Wednesday, March 31, 2010

Taiwanese

Chinese and Taiwanese. Some say we are one in the same. Some say we are separated by a strait. Some say we have been separated since the Qing Dynasty. Some say we only consist of 1949 rebels from China. First the Dutch, then the Portuguese, then the Japanese, then the Chinese. We have never belonged to ourselves, why should we now? Aren’t we just the race of the most recent trespassers? Don’t we all look the same? Don’t we speak the same language? Then clearly we must be the same race. Except Taiwanese don’t forget. They don’t forget White Terror, living under martial law, the 2/28 massacre, Chiang Kai-shek, the KMT snipers. They don’t forget being forbidden to speak Taiwanese in school and the difficulty of never remembering it.

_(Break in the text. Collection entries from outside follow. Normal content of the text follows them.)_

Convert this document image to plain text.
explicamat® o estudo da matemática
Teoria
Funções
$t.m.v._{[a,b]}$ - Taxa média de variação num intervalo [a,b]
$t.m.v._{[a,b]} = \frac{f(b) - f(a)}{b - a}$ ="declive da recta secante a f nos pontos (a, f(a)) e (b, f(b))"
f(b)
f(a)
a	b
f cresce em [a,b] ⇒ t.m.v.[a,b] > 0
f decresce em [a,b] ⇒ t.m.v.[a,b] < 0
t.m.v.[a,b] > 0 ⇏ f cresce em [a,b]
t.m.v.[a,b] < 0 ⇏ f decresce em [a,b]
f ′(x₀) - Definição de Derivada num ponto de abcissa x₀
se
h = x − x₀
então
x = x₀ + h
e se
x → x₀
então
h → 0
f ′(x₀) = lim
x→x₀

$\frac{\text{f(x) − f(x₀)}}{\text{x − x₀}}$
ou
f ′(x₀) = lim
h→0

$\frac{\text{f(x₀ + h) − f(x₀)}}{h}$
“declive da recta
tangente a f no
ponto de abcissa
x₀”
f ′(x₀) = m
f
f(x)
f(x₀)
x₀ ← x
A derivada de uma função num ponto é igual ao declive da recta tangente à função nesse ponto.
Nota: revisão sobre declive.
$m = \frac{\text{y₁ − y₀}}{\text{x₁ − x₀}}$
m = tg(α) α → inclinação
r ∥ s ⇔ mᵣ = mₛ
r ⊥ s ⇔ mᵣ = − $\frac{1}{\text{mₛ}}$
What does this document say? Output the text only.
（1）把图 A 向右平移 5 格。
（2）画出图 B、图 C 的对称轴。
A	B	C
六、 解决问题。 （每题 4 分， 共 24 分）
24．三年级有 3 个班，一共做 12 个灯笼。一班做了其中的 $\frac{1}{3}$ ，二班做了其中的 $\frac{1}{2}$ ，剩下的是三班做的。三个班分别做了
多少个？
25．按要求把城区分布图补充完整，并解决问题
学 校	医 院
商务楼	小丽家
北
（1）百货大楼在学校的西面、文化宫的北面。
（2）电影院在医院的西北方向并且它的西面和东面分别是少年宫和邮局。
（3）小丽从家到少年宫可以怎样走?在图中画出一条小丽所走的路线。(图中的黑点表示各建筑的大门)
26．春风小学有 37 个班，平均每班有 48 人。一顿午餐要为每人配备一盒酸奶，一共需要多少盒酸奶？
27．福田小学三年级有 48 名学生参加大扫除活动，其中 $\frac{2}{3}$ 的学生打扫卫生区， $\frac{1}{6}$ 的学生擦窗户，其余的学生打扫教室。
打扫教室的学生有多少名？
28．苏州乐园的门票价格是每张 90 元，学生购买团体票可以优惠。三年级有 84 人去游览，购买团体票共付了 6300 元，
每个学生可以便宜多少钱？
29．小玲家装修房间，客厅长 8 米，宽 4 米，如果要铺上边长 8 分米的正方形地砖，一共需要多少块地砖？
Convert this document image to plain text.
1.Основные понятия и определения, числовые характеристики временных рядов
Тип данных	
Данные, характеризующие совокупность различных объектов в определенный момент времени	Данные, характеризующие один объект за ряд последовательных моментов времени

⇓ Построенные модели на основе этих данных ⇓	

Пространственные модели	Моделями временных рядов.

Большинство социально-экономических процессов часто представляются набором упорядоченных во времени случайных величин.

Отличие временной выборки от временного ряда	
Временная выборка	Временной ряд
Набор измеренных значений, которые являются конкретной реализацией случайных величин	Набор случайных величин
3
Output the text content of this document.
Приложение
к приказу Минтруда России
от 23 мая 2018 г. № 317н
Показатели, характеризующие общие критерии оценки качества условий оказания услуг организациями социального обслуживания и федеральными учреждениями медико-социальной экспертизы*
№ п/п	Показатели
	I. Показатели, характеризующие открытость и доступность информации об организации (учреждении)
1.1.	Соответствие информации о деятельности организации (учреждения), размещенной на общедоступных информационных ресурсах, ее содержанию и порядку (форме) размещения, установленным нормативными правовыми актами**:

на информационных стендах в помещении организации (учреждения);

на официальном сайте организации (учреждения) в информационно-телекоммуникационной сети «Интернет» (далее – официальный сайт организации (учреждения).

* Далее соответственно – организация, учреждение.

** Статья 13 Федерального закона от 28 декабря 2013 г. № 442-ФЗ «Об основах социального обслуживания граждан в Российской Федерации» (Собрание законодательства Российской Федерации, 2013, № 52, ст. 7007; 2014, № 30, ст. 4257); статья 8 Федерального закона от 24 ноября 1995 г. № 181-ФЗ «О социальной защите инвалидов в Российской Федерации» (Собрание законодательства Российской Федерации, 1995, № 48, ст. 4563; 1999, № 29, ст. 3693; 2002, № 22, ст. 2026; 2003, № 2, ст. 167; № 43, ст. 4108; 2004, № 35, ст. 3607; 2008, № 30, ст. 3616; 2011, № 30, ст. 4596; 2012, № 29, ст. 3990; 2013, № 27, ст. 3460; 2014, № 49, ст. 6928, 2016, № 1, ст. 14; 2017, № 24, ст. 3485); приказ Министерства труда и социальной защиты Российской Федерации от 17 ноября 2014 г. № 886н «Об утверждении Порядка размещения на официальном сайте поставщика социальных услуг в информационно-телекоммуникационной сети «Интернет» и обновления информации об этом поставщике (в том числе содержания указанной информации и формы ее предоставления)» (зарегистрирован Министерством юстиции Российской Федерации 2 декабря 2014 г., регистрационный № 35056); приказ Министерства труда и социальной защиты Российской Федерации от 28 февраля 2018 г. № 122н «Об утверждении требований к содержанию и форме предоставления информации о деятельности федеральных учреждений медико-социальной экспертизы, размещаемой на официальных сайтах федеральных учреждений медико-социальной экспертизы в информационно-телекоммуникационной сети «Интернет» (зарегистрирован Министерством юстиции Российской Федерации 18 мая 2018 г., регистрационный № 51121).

They don’t forget the grandma selling cigarettes on the side of the road because there were no legal, decent-paying jobs left for natives, yet was bullied by police for working, for trying to survive. They don’t forget being jailed for being economically successful or for having an education or having books burned or having children, women, and men disappear as Chiang Kai-shek and Madame Chiang relaxed in their daily baths in milk and mysteriously misplaced foreign direct investment and tax dollars into offshore Swiss bank accounts. They don’t forget the eldest of nine who studied eight hours a day in order to earn a full scholarship to the best college in the nation and then worked his way up the corporate ladder as his bank’s Chief Financial Officer was jailed. They don’t forget hearing gunshots and soldiers ransack the house while hiding beneath the kitchen sink cabinet, or watching their uncles get shot.

Fine, we’re the same. Just one question: Would you aim 1500 missiles at yourself?